A fighting game for Playdate!
GRAB is a fighting game for the Playdate game console.
The Playdate uses a raw Lua & C SDK, as well as a wholly unique control layout including a crank. The console runs at a maximum of 50 fps, features a miniscule 16MB RAM, and uses a stateful ereader-like screen, that only consumes battery when changing pixels.
The screen results in an SDK that behaves abnormally to most other rendering tech; as refreshing the entire screen every frame would destroy the console's tiny battery. The console also does not feature multiplayer of any kind, as its Wi-Fi chip is far too slow for even the simplest of online games.

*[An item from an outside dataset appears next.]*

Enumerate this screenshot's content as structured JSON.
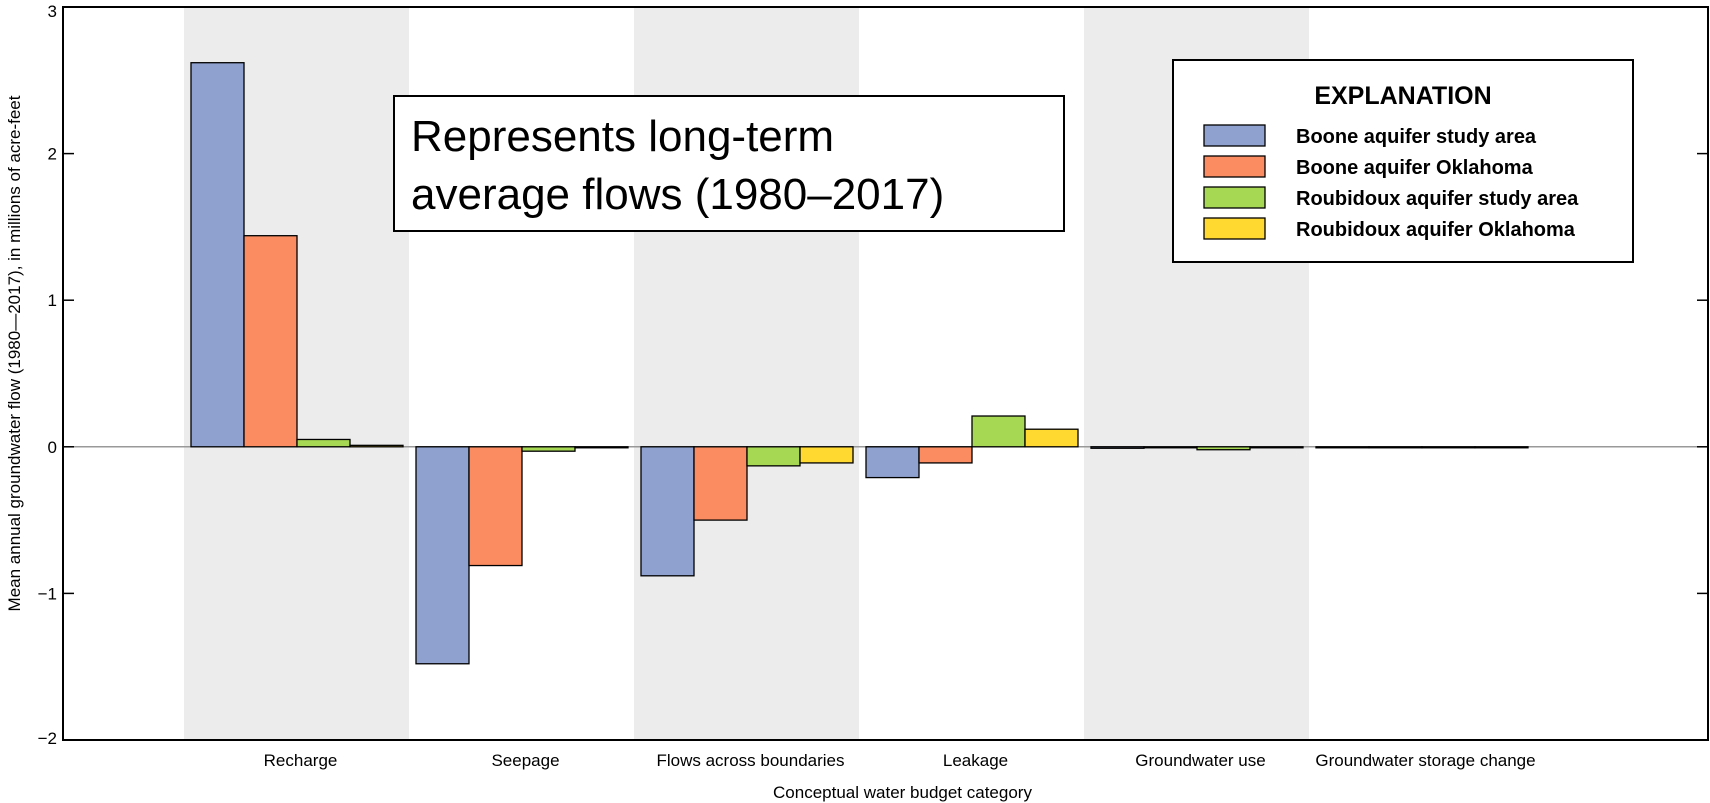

All this to say, the console is challenging to develop for. Especially an online multiplayer fighting game for a console with no multiplayer.
Design, and Tech
To my knowledge, GRAB is the first original fighting game for Playdate, and this comes with many unique challenges.
For its online multiplayer, GRAB relies on a reverse-engineering of the console's USB interface. Playdate does not allow connecting two consoles by USB, but it does allow connecting a console to a web browser!
Using this, we can connect the game to a website that handles all communication through websockets. You can read more about this solution here.
I am working on a solution to allow the Playdate Simulator to interface over USB with this technology, as well as integrating it with rollback-based reconciliation techniques.
This behaviour is officially unsupported by the console's creators, and the install base is very small regardless, so GRAB is also designed to cater to singleplayer audiences first and foremost,
featuring a singleplayer campaign involving AI controlled opponents.
First draft of the AI opponent's state machine on a whiteboard, color coded by node type.
The actual behavior tree, in a custom editor that exports Lua code.
A code snippet, showing the actual code implementation of one of the behaviour tree's end states. The state modifies its actor's input state to perform actions.
GRAB's AI is behaviour tree based. The tree itself is designed using modern strategies. Instead of simply picking the most optimal choice, the tree is designed "emotionally."
The actor uses rough metrics of the game state to determine its "confidence," which determines how aggressively or cowardly the actor behaves. At low confidence values, the actor will even "panic."
This gives the actor a sense of personality and nondeterminism, and the player a sense that the actor is intelligent and making decisions in the way a player would.
State is sampled from a few frames in the past and adjusted based on player trajectories; this simulates a human reaction time and eliminates "input reading" behaviour.
I took GRAB to a major convention in August 2024, and used it to playtest this AI against real players. The AI was strong, and didn't lose often, but most players felt it was a fair challenge and had few complaints.
Thanks to Playdate SDK's quick build times, I was able to iterate on what issues I did see and test new builds on the spot.
I'm still fine tuning the AI to be a bit easier; my game presents challenges that my target demographic will not have seen before, so I want to ease them in a bit gentler.
The NAIR games are first and foremost about teaching transferable skills.